文:Michelle Meyers(CNET News.com)
翻訳校正:ラテックス・インターナショナル
2008/10/03 08:55
Kate McAlpineさんを300フィート(約91.4m)地下にある巨大な粒子加速器に入れてもいいし、ラップビデオに収めてもいい。ただし、枠にはめてはならない。
これが、最近、ラップビデオの「Large Hadron Collider」で「YouTube」のヒットチャートの上位に浮上したミシガン州出身の23歳が、ずっと前にサイエンスライターとしてのキャリアを選択した際に奉じた信条だ。McAlpineさんは、高校生のときに人を特定の分野にはめようとする職業適性テストを受けたのだが、その結果に憤慨した父親に感謝している。
大型ハドロン衝突型加速器のアトラス検出器内部でポーズを取るKate McAlpineさん。現在はCERNの広報活動に専念している。McAlpineさんは、「このテスト結果はおまえを枠にはめようとしている」という父親の言葉を覚えている。しかし、彼女は枠にははまらなかった(それは、McAlpineさんがミシガン州立大学でプロフェッショナルライティングと物理学の両方の学位を取得したこと、そして、自己紹介文に「わたしは科学とライティングが交差する場所に陣を張っている」と書かれていることからもわかる)。
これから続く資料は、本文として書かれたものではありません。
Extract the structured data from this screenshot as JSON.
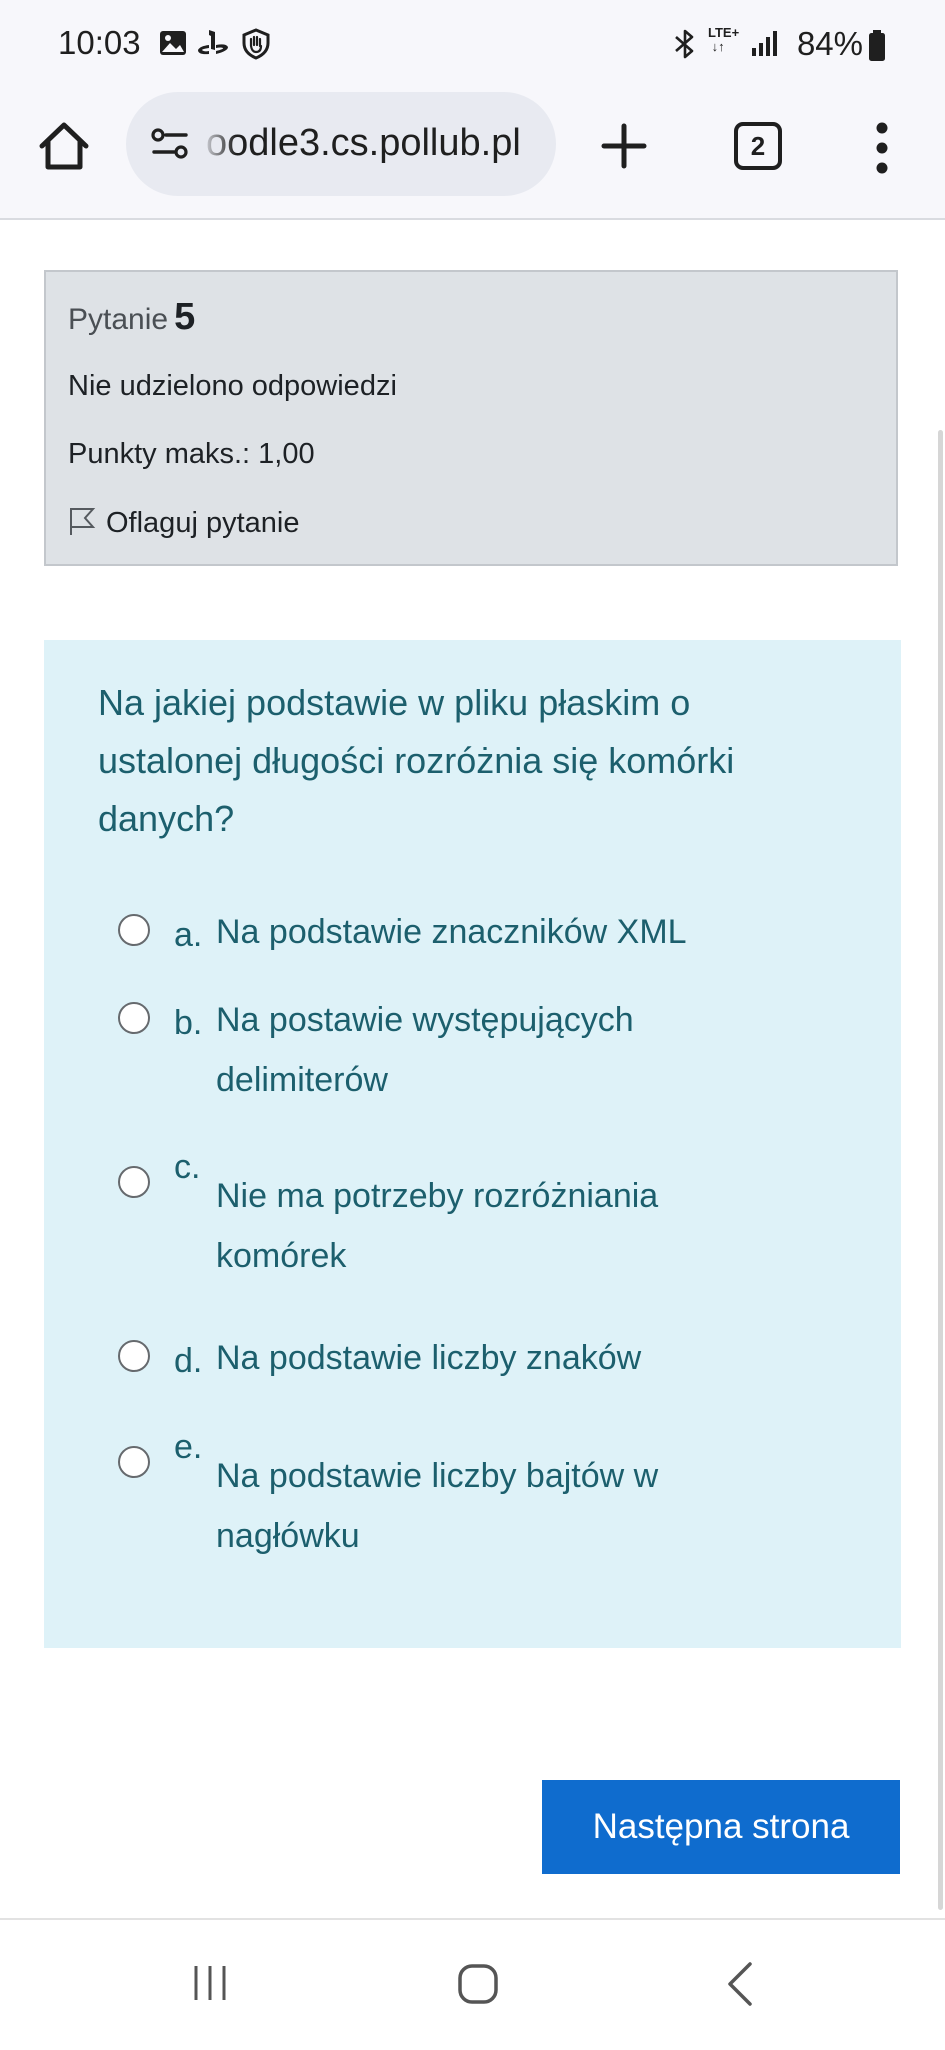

さらに、文学と科学の世界(そして、いまどきの若者と学者)の融合を決意したMcAlpineさん、別名「alpinekat」は、科学原理を説明するために、「School House Rock」とヒップホップを効かせた「Bill Nye the Science Guy」をミックスさせたようなラップを書き始めた。
McAlpineさんの最初のラップは、自身が夏休みのインターンで過ごしたミシガン州のNational Superconducting Cyclotron Laboratoryについてだった。McAlpineさんは、Eminemの「Lose Yourself」の「Back to the lab again yo」という一節になんとなく似ていると述べている。2曲目は、米国物理学会のインターンとして働いていたときに、ニューロチップについて書いたもので、ラップを動画にしてYouTubeに投稿した。
McAlpineさんの曲が大ヒットしたのは、先に述べた3作目の「Large Hadron Rap」だった。この曲は、シンプルだが易しすぎない表現で、欧州原子核研究機構(CERN)の大型ハドロン衝突型加速器(LHC)で行われた素粒子物理学の実験について説明している。McAlpineさんは、幅広いライティング能力とコミュニケーション能力を買われ、インターンとしてCERNで働いている。フランスとスイスの国境の地下約300フィートにある巨大な粒子加速器の中でダンスしている同僚のCERNのインターンをフィーチャーしたラップビデオは、YouTubeで330万回以上再生されており、1000近いコメントが寄せられている。